Jest to kolejny atak tego typu – jeszcze w zeszłym roku dotąd nieznana rosyjska grupa hackerska dokonała ataków na sieci holenderskiej policji, NATO i kilku państw europejskich. Grupa określona nazwą Laundry Bear jest prawdopodobnie powiązana z rosyjskim wywiadem, o czym poinformowały we wspólnym liście do parlamentu Holenderska Agencja Wywiadu Ogólnego i Agencja Wojskowa.

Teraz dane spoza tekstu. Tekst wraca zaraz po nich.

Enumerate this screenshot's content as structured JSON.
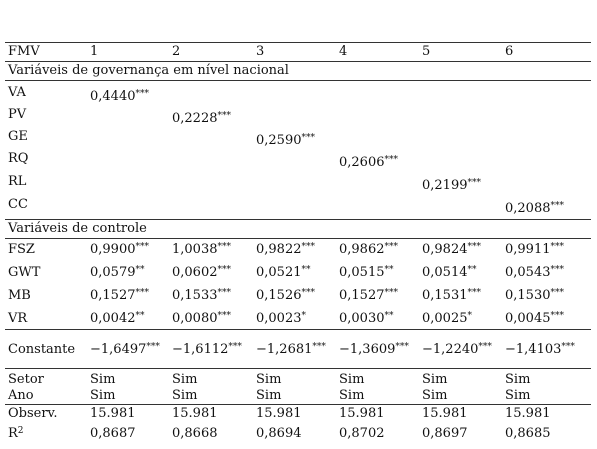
{
  "header": {
    "label": "FMV",
    "cols": [
      "1",
      "2",
      "3",
      "4",
      "5",
      "6"
    ]
  },
  "section1": {
    "title": "Variáveis de governança em nível nacional"
  },
  "gov_rows": [
    {
      "label": "VA",
      "value": "0,4440",
      "stars": "***"
    },
    {
      "label": "PV",
      "value": "0,2228",
      "stars": "***"
    },
    {
      "label": "GE",
      "value": "0,2590",
      "stars": "***"
    },
    {
      "label": "RQ",
      "value": "0,2606",
      "stars": "***"
    },
    {
      "label": "RL",
      "value": "0,2199",
      "stars": "***"
    },
    {
      "label": "CC",
      "value": "0,2088",
      "stars": "***"
    }
  ],
  "section2": {
    "title": "Variáveis de controle"
  },
  "control_rows": [
    {
      "label": "FSZ",
      "cells": [
        {
          "v": "0,9900",
          "s": "***"
        },
        {
          "v": "1,0038",
          "s": "***"
        },
        {
          "v": "0,9822",
          "s": "***"
        },
        {
          "v": "0,9862",
          "s": "***"
        },
        {
          "v": "0,9824",
          "s": "***"
        },
        {
          "v": "0,9911",
          "s": "***"
        }
      ]
    },
    {
      "label": "GWT",
      "cells": [
        {
          "v": "0,0579",
          "s": "**"
        },
        {
          "v": "0,0602",
          "s": "***"
        },
        {
          "v": "0,0521",
          "s": "**"
        },
        {
          "v": "0,0515",
          "s": "**"
        },
        {
          "v": "0,0514",
          "s": "**"
        },
        {
          "v": "0,0543",
          "s": "***"
        }
      ]
    },
    {
      "label": "MB",
      "cells": [
        {
          "v": "0,1527",
          "s": "***"
        },
        {
          "v": "0,1533",
          "s": "***"
        },
        {
          "v": "0,1526",
          "s": "***"
        },
        {
          "v": "0,1527",
          "s": "***"
        },
        {
          "v": "0,1531",
          "s": "***"
        },
        {
          "v": "0,1530",
          "s": "***"
        }
      ]
    },
    {
      "label": "VR",
      "cells": [
        {
          "v": "0,0042",
          "s": "**"
        },
        {
          "v": "0,0080",
          "s": "***"
        },
        {
          "v": "0,0023",
          "s": "*"
        },
        {
          "v": "0,0030",
          "s": "**"
        },
        {
          "v": "0,0025",
          "s": "*"
        },
        {
          "v": "0,0045",
          "s": "***"
        }
      ]
    }
  ],
  "constant_row": {
    "label": "Constante",
    "cells": [
      {
        "v": "−1,6497",
        "s": "***"
      },
      {
        "v": "−1,6112",
        "s": "***"
      },
      {
        "v": "−1,2681",
        "s": "***"
      },
      {
        "v": "−1,3609",
        "s": "***"
      },
      {
        "v": "−1,2240",
        "s": "***"
      },
      {
        "v": "−1,4103",
        "s": "***"
      }
    ]
  },
  "footer_rows": [
    {
      "label": "Setor",
      "cells": [
        "Sim",
        "Sim",
        "Sim",
        "Sim",
        "Sim",
        "Sim"
      ]
    },
    {
      "label": "Ano",
      "cells": [
        "Sim",
        "Sim",
        "Sim",
        "Sim",
        "Sim",
        "Sim"
      ]
    },
    {
      "label": "Observ.",
      "cells": [
        "15.981",
        "15.981",
        "15.981",
        "15.981",
        "15.981",
        "15.981"
      ]
    },
    {
      "label": "R",
      "label_sup": "2",
      "cells": [
        "0,8687",
        "0,8668",
        "0,8694",
        "0,8702",
        "0,8697",
        "0,8685"
      ]
    }
  ]
}
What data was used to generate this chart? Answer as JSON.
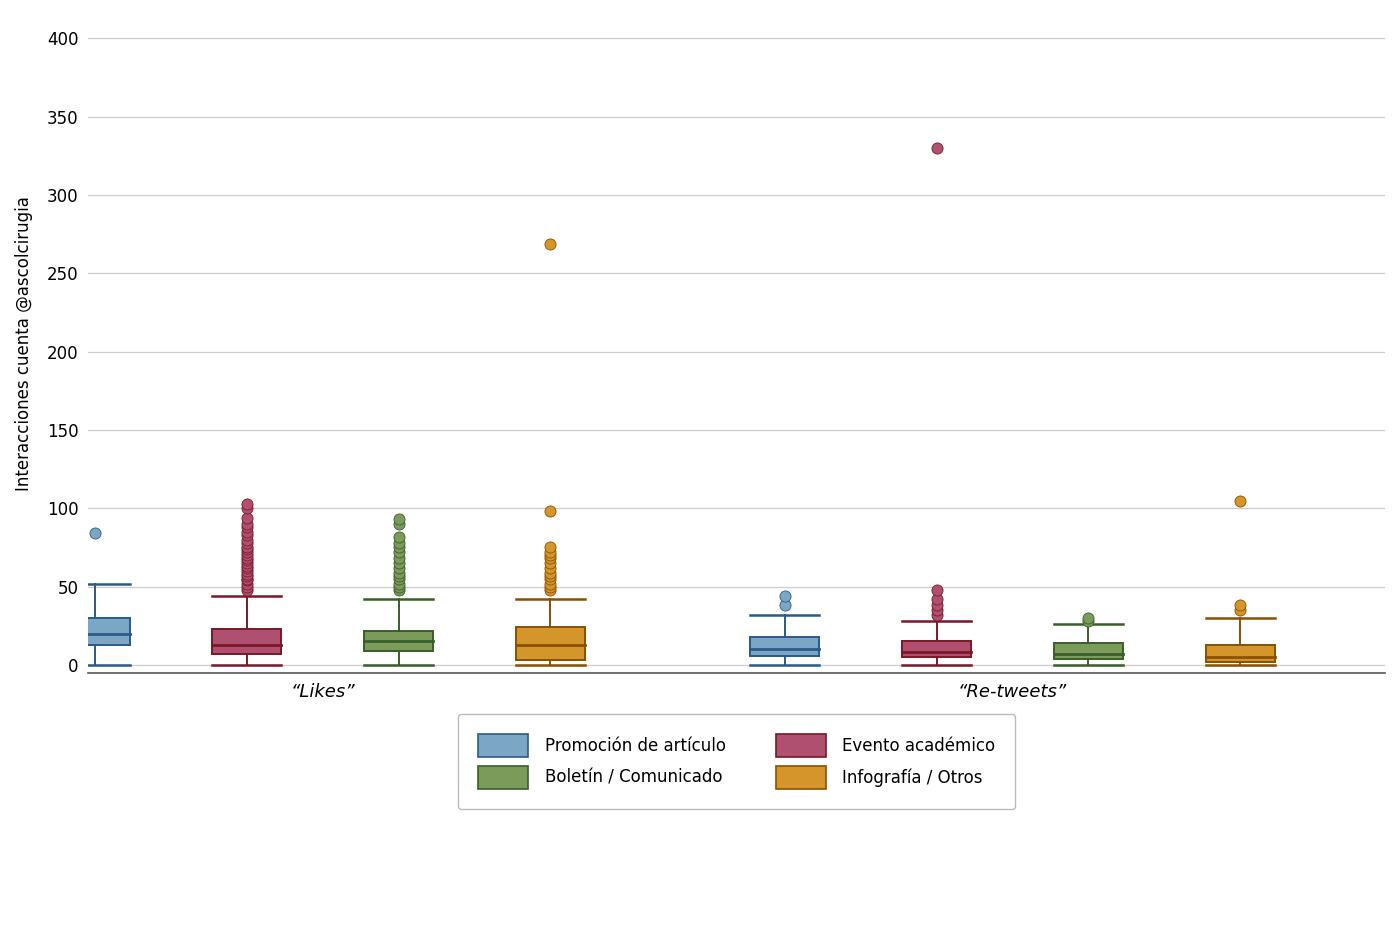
{
  "ylabel": "Interacciones cuenta @ascolcirugia",
  "group_labels": [
    "“Likes”",
    "“Re-tweets”"
  ],
  "categories": [
    "Promoción de artículo",
    "Evento académico",
    "Boletín / Comunicado",
    "Infografía / Otros"
  ],
  "colors": [
    "#7BA7C4",
    "#B05070",
    "#7A9B5A",
    "#D4952A"
  ],
  "edge_colors": [
    "#2A5A8A",
    "#7A1828",
    "#3A5E2A",
    "#8A5000"
  ],
  "ylim": [
    -5,
    415
  ],
  "yticks": [
    0,
    50,
    100,
    150,
    200,
    250,
    300,
    350,
    400
  ],
  "likes": {
    "promo_articulo": {
      "whislo": 0,
      "q1": 13,
      "med": 20,
      "q3": 30,
      "whishi": 52,
      "fliers": [
        84
      ]
    },
    "evento_academico": {
      "whislo": 0,
      "q1": 7,
      "med": 13,
      "q3": 23,
      "whishi": 44,
      "fliers": [
        48,
        50,
        52,
        54,
        55,
        57,
        58,
        60,
        62,
        63,
        65,
        67,
        68,
        70,
        72,
        74,
        75,
        78,
        80,
        83,
        85,
        88,
        90,
        94,
        100,
        103
      ]
    },
    "boletin_comunicado": {
      "whislo": 0,
      "q1": 9,
      "med": 15,
      "q3": 22,
      "whishi": 42,
      "fliers": [
        48,
        50,
        52,
        55,
        57,
        59,
        62,
        65,
        68,
        72,
        75,
        78,
        82,
        90,
        93
      ]
    },
    "infografia_otros": {
      "whislo": 0,
      "q1": 3,
      "med": 13,
      "q3": 24,
      "whishi": 42,
      "fliers": [
        48,
        50,
        52,
        55,
        57,
        59,
        62,
        65,
        68,
        70,
        72,
        75,
        98,
        269
      ]
    }
  },
  "retweets": {
    "promo_articulo": {
      "whislo": 0,
      "q1": 6,
      "med": 10,
      "q3": 18,
      "whishi": 32,
      "fliers": [
        38,
        44
      ]
    },
    "evento_academico": {
      "whislo": 0,
      "q1": 5,
      "med": 8,
      "q3": 15,
      "whishi": 28,
      "fliers": [
        32,
        35,
        38,
        42,
        48,
        330
      ]
    },
    "boletin_comunicado": {
      "whislo": 0,
      "q1": 4,
      "med": 7,
      "q3": 14,
      "whishi": 26,
      "fliers": [
        28,
        30
      ]
    },
    "infografia_otros": {
      "whislo": 0,
      "q1": 2,
      "med": 5,
      "q3": 13,
      "whishi": 30,
      "fliers": [
        35,
        38,
        105
      ]
    }
  },
  "box_width": 0.5,
  "group_centers": [
    2.5,
    7.5
  ],
  "offsets": [
    -1.65,
    -0.55,
    0.55,
    1.65
  ],
  "background_color": "#FFFFFF",
  "grid_color": "#CCCCCC"
}
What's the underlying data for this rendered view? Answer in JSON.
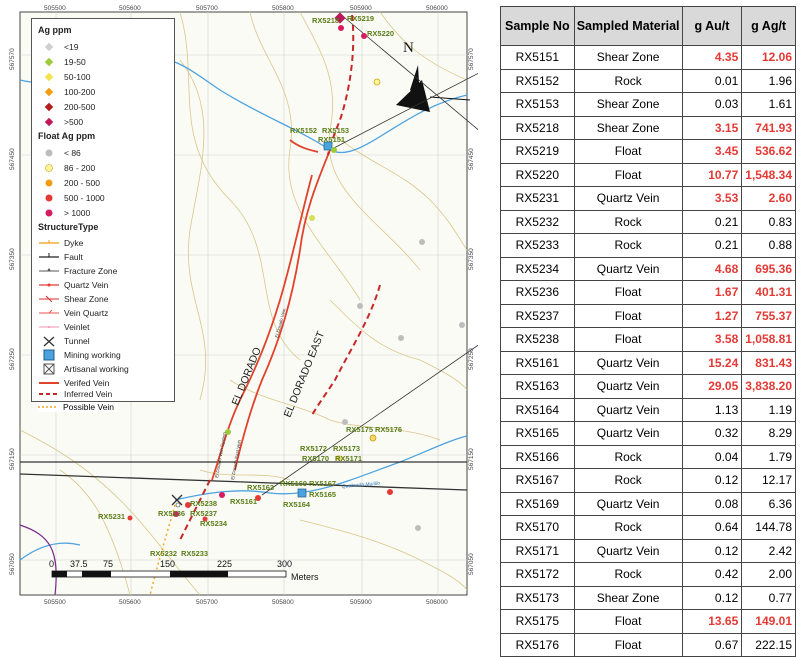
{
  "colors": {
    "sample_green": "#5a7d17",
    "verified": "#e0432c",
    "inferred": "#c62828",
    "possible": "#f5a623",
    "river": "#4da3e0",
    "highlight": "#e53935"
  },
  "map": {
    "top_ticks": [
      "505500",
      "505600",
      "505700",
      "505800",
      "505900",
      "506000"
    ],
    "bottom_ticks": [
      "505500",
      "505600",
      "505700",
      "505800",
      "505900",
      "506000"
    ],
    "left_ticks": [
      "567570",
      "567450",
      "567350",
      "567250",
      "567150",
      "567050",
      "566950"
    ],
    "right_ticks": [
      "567570",
      "567450",
      "567350",
      "567250",
      "567150",
      "567050",
      "566950"
    ],
    "north_label": "N",
    "vein_labels": [
      "EL DORADO",
      "EL DORADO EAST"
    ],
    "small_labels": [
      "El Dorado Vein",
      "El Dorado Vein System",
      "El Dorado East Vein",
      "Quebrada Murillo"
    ],
    "sample_labels": [
      "RX5218",
      "RX5219",
      "RX5220",
      "RX5152",
      "RX5153",
      "RX5151",
      "RX5175",
      "RX5176",
      "RX5172",
      "RX5173",
      "RX5170",
      "RX5171",
      "RX5163",
      "RX5169",
      "RX5167",
      "RX5164",
      "RX5165",
      "RX5161",
      "RX5231",
      "RX5238",
      "RX5236",
      "RX5237",
      "RX5234",
      "RX5232",
      "RX5233"
    ],
    "scale_ticks": [
      "0",
      "37.5",
      "75",
      "150",
      "225",
      "300"
    ],
    "scale_unit": "Meters"
  },
  "legend": {
    "ag_title": "Ag ppm",
    "ag_items": [
      "<19",
      "19-50",
      "50-100",
      "100-200",
      "200-500",
      ">500"
    ],
    "float_title": "Float Ag ppm",
    "float_items": [
      "< 86",
      "86 - 200",
      "200 - 500",
      "500 - 1000",
      "> 1000"
    ],
    "structure_title": "StructureType",
    "structure_items": [
      "Dyke",
      "Fault",
      "Fracture Zone",
      "Quartz Vein",
      "Shear Zone",
      "Vein Quartz",
      "Veinlet",
      "Tunnel",
      "Mining working",
      "Artisanal working",
      "Verifed Vein",
      "Inferred Vein",
      "Possible Vein"
    ]
  },
  "table": {
    "headers": [
      "Sample No",
      "Sampled Material",
      "g Au/t",
      "g Ag/t"
    ],
    "rows": [
      {
        "sample": "RX5151",
        "material": "Shear Zone",
        "au": "4.35",
        "ag": "12.06",
        "hi": true
      },
      {
        "sample": "RX5152",
        "material": "Rock",
        "au": "0.01",
        "ag": "1.96",
        "hi": false
      },
      {
        "sample": "RX5153",
        "material": "Shear Zone",
        "au": "0.03",
        "ag": "1.61",
        "hi": false
      },
      {
        "sample": "RX5218",
        "material": "Shear Zone",
        "au": "3.15",
        "ag": "741.93",
        "hi": true
      },
      {
        "sample": "RX5219",
        "material": "Float",
        "au": "3.45",
        "ag": "536.62",
        "hi": true
      },
      {
        "sample": "RX5220",
        "material": "Float",
        "au": "10.77",
        "ag": "1,548.34",
        "hi": true
      },
      {
        "sample": "RX5231",
        "material": "Quartz Vein",
        "au": "3.53",
        "ag": "2.60",
        "hi": true
      },
      {
        "sample": "RX5232",
        "material": "Rock",
        "au": "0.21",
        "ag": "0.83",
        "hi": false
      },
      {
        "sample": "RX5233",
        "material": "Rock",
        "au": "0.21",
        "ag": "0.88",
        "hi": false
      },
      {
        "sample": "RX5234",
        "material": "Quartz Vein",
        "au": "4.68",
        "ag": "695.36",
        "hi": true
      },
      {
        "sample": "RX5236",
        "material": "Float",
        "au": "1.67",
        "ag": "401.31",
        "hi": true
      },
      {
        "sample": "RX5237",
        "material": "Float",
        "au": "1.27",
        "ag": "755.37",
        "hi": true
      },
      {
        "sample": "RX5238",
        "material": "Float",
        "au": "3.58",
        "ag": "1,058.81",
        "hi": true
      },
      {
        "sample": "RX5161",
        "material": "Quartz Vein",
        "au": "15.24",
        "ag": "831.43",
        "hi": true
      },
      {
        "sample": "RX5163",
        "material": "Quartz Vein",
        "au": "29.05",
        "ag": "3,838.20",
        "hi": true
      },
      {
        "sample": "RX5164",
        "material": "Quartz Vein",
        "au": "1.13",
        "ag": "1.19",
        "hi": false
      },
      {
        "sample": "RX5165",
        "material": "Quartz Vein",
        "au": "0.32",
        "ag": "8.29",
        "hi": false
      },
      {
        "sample": "RX5166",
        "material": "Rock",
        "au": "0.04",
        "ag": "1.79",
        "hi": false
      },
      {
        "sample": "RX5167",
        "material": "Rock",
        "au": "0.12",
        "ag": "12.17",
        "hi": false
      },
      {
        "sample": "RX5169",
        "material": "Quartz Vein",
        "au": "0.08",
        "ag": "6.36",
        "hi": false
      },
      {
        "sample": "RX5170",
        "material": "Rock",
        "au": "0.64",
        "ag": "144.78",
        "hi": false
      },
      {
        "sample": "RX5171",
        "material": "Quartz Vein",
        "au": "0.12",
        "ag": "2.42",
        "hi": false
      },
      {
        "sample": "RX5172",
        "material": "Rock",
        "au": "0.42",
        "ag": "2.00",
        "hi": false
      },
      {
        "sample": "RX5173",
        "material": "Shear Zone",
        "au": "0.12",
        "ag": "0.77",
        "hi": false
      },
      {
        "sample": "RX5175",
        "material": "Float",
        "au": "13.65",
        "ag": "149.01",
        "hi": true
      },
      {
        "sample": "RX5176",
        "material": "Float",
        "au": "0.67",
        "ag": "222.15",
        "hi": false
      }
    ]
  }
}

„Cyberataki na holenderskie instytucje są częścią większego międzynarodowego cyberzagrożenia, jakie stwarza grupa hakerów” – stwierdziły obie służby w oświadczeniu szczegółowo opisującym ustalenia ich dochodzenia w sprawie incydentów.
Wzorzec ataków prowadzonych przez Laundry Bear jest wręcz podręcznikowy dla tzw. aktorów państwowych, czyli atakujących wspieranych przez państwo. Grupa ta we wrześniu 2024 r. przeprowadziła operację hackerską, w ramach której uzyskała dostęp do poufnych danych funkcjonariuszy holenderskiej policji. Grupa prowadziła też działania szpiegostwa informatycznego przeciwko firmom produkującym zaawansowane technologie, nie tylko militarne, ale też i przemysłowe.
„Śledztwo ujawnia również, iż Laundry Bear jest odpowiedzialny za cyberoperacje przeciwko rządom zachodnim i innym instytucjom od co najmniej 2024 r.” – dodano w oświadczeniu. Jak zauważono, grupa bardzo starała się zdobyć informacje związane z „zakupem i produkcją sprzętu wojskowego przez rządy zachodnie oraz dostawami broni z Zachodu na Ukrainę”.